DUA PULUH LIMA

2K 294 19
                                    

Terdengar bunyi bel dari teras depan, membuat Rara bersemangat karena kurir yang ditunggu, sudah datang.
Diambilnya hijab yang tergantung di balik pintu kamar. Rara mengintip tirai di ruang tamu. Benar ternyata, kiriman untuk Ayah akhirnya sampai.

"Ayah... Ini pesanannya sudah datang."

Rara berteriak senang karena hari ini Ayah tidak jadi naik motor hanya untuk membeli peralatan berkebun.
Rara curhat dengan Adiva dan Alya, karena kondisi Ayah yang kadang penglihatannya suka buram, membuatnya khawatir terjadi sesuatu di jalan kalau Ayah tetap memaksa pergi. Adiva dan Kak Varo akhirnya membantu memesan semuanya lewat toko Online.

Bertiga dengan Bunda, Rara ikut mendorong satu karung pupuk, bibit buah mangga dan rambutan, membawa sekop dan peralatan berkebun, ke halaman belakang. Ayah tidak mengijinkan Rara ikut menanam. Dia hanya boleh duduk manis dan memperhatikan Ayah yang sedang menyiapkan beberapa polybag berisi tanah untuk menyemai biji buah mangga.

Bunda ikut berjongkok dan membantu Ayah. Sesekali Rara memotret pemandangan indah itu. Ayah beneran niat banget mau praktekkin ilmu tanam-menanamnya.

Rara tersenyum merekam video kekompakan Ayah dan Bunda. Padahal, masih harus menunggu 7 sampai 10 hari lagi untuk memindahkan tanaman dari polybag ke tanah. Ayah mulai mengukur jarak tanah yang nantinya akan ditanam pohon mangga.

Rara masih merekam sampai dia melihat sebuah nama muncul di layar ponsel. Dia sengaja memasang mode 'getar'.

Kak Reyga... Ya Tuhan, apakah dia harus mengangkat telepon, padahal sudah sepekan ini dia berusaha menghindar.

"Assalaamu'alaikum Kak..."

Rara menahan napas sejenak. Pagi hingga sore hari, dia sengaja mematikan ponsel dan hanya menyalakan tengah malam. Dia bertiga dengan Alya dan Adiva adalah gadis kelelawar, mereka sering insomnia bangun tengah malam dan bisa ngobrol sampai jam 3 pagi.

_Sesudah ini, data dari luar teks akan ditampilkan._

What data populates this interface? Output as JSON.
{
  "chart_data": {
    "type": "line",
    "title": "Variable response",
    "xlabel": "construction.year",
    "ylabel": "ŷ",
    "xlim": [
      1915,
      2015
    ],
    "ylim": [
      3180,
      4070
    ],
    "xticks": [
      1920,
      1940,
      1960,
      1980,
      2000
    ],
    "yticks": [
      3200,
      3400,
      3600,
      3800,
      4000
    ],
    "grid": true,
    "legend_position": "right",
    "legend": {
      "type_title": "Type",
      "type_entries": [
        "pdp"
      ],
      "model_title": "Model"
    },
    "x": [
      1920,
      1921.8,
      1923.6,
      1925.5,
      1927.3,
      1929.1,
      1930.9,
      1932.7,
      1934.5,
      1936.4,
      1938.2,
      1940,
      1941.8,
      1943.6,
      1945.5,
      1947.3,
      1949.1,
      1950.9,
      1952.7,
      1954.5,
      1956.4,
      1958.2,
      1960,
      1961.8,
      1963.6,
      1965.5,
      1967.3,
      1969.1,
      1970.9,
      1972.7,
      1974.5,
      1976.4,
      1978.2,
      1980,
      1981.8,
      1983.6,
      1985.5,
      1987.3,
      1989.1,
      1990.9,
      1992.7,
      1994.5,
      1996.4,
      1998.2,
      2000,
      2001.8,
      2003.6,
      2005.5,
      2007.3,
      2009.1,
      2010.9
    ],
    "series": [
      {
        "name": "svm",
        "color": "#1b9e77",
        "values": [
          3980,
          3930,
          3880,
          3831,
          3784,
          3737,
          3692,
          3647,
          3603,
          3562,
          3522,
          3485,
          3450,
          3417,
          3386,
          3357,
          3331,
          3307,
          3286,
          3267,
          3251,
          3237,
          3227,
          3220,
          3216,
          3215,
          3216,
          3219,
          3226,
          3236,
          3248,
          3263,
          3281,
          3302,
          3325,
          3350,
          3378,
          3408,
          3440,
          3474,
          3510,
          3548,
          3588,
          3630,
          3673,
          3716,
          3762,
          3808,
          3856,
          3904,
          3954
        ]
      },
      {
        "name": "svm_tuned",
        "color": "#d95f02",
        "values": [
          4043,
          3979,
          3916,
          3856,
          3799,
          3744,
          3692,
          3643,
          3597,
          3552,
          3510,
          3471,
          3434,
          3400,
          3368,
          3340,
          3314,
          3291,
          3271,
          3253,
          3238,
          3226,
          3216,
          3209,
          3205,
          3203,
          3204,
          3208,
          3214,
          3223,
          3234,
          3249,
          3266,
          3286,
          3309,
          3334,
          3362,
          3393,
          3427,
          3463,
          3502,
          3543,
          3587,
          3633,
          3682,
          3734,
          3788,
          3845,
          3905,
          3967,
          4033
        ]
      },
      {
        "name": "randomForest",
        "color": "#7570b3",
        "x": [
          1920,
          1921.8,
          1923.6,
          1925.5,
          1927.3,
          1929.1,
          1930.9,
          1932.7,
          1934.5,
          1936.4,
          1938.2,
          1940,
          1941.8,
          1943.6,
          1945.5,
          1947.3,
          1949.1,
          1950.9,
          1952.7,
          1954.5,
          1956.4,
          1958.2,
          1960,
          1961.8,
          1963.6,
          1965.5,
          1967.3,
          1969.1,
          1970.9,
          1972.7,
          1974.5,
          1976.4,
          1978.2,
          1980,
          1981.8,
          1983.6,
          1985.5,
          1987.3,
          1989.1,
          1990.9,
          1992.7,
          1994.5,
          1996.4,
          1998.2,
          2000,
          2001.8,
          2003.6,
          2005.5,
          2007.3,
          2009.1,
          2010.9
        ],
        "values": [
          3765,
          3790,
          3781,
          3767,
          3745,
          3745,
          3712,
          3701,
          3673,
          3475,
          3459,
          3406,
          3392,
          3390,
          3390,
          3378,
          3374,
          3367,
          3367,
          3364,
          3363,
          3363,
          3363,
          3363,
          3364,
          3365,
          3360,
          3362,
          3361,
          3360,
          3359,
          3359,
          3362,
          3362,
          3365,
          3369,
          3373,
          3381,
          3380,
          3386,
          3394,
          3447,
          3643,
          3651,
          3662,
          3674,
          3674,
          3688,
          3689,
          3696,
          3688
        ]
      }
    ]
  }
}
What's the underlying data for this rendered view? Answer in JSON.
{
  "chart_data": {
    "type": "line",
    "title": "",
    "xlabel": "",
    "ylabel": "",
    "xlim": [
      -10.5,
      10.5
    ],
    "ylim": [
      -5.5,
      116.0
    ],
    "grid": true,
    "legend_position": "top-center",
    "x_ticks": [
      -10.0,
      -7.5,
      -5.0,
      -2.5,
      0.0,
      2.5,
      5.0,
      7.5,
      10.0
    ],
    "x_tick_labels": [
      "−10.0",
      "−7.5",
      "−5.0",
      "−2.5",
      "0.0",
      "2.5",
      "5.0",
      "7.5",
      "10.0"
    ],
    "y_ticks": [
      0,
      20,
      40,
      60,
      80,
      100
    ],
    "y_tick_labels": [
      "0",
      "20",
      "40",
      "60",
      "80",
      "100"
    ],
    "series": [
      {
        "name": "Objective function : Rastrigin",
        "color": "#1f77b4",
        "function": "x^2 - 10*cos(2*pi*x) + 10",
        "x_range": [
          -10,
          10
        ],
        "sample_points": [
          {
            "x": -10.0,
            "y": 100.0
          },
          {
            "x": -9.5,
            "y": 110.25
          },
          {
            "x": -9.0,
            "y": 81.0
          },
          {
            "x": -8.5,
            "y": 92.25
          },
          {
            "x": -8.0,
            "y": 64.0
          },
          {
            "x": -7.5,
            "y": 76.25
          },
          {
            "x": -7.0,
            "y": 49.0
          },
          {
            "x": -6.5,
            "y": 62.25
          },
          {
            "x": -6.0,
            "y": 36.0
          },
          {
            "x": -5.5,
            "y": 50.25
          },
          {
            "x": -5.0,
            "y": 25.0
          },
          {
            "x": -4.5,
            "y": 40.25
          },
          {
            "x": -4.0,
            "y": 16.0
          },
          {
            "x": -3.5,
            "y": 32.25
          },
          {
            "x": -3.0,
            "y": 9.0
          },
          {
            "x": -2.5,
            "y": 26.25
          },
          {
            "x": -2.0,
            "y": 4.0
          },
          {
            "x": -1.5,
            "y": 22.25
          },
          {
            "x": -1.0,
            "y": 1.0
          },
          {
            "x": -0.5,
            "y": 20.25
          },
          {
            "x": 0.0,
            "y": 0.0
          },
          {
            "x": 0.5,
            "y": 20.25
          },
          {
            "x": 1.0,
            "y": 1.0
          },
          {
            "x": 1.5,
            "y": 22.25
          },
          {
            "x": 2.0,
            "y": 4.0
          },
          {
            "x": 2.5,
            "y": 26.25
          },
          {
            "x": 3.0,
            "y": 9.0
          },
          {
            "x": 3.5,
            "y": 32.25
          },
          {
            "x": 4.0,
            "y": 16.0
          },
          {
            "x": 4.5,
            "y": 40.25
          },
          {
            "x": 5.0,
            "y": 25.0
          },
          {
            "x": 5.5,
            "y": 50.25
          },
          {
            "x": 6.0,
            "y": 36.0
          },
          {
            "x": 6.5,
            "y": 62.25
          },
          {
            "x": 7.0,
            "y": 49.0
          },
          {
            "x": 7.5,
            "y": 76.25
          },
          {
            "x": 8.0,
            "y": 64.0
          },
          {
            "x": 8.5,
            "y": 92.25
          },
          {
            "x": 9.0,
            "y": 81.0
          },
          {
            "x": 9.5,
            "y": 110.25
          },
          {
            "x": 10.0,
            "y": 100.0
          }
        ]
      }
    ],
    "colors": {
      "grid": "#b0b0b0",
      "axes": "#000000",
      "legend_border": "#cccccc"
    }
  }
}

Jujur Rara sengaja membatasi untuk kontak dengan Reyga. Seharusnya dia bertanya langsung ke Reyga tentang sederet mantan kekasih lelaki itu yang datang hanya untuk mengaku sedang berbadan dua, dan semuanya itu diakui sebagai anak Kak Reyga.

Tapi di sisi lain, Rara belum siap
mendengar pengakuan lelaki itu.  Lebih baik begini, pergi menjauh sementara. Sampai kapan Rara menghindar, dia juga tidak tahu.

Mungkin sampai Reyga bosan dan memutuskan untuk melupakan Rara. Sampai lelaki itu menyerah dengan sendirinya. Beberapa kali Reyga datang ke rumah dan Rara berpura-pura tidur.

"Maaf ya Nak Reyga, kayaknya Rara kecapekan. Tiap malam dia sering susah tidur, jadi siang begini suka ketiduran. Bunda sudah ketuk pintu kamarnya, tapi nggak kedengeran suara."

"Iya Bun, nggak apa-apa. Salam aja dari Mami. Ini saya bawain titipan rolade daging buatan Mami. Siapa tahu Rara juga suka."

Rara mendengar suara Kak Reyga, karena kamarnya memang bersebelahan dengan ruang tamu. Begitu suara itu menjauh, dia mengintip dari balik tirai jendela kamar. Kak Reyga sudah menutup pagar dan pergi.

Rara ingin menangis, sama seperti saat ini. Saat Kak Reyga lagi-lagi menelepon dan dia tidak tega karena selalu mereject telepon.

Mendengar suara lelaki itu menjawab salam, tidak terdengar sedikit pun nada emosi milik Reyga. Padahal sudah jelas Rara tidak pernah membalas pesan dari lelaki itu.

"Akhirnya bisa dengar suara kamu lagi, Ra. Kamu sehat kan? Lagi sibuk banget ya, sampai nggak sempat balas pesan."

Terdengar nada penuh kerinduan di seberang, meski terselip kekesalan di dalamnya. Rara juga diam-diam menyimpan rindu yang sama. Belum pernah dia mendapat perhatian intens dari seorang laki-laki, selain Reyga.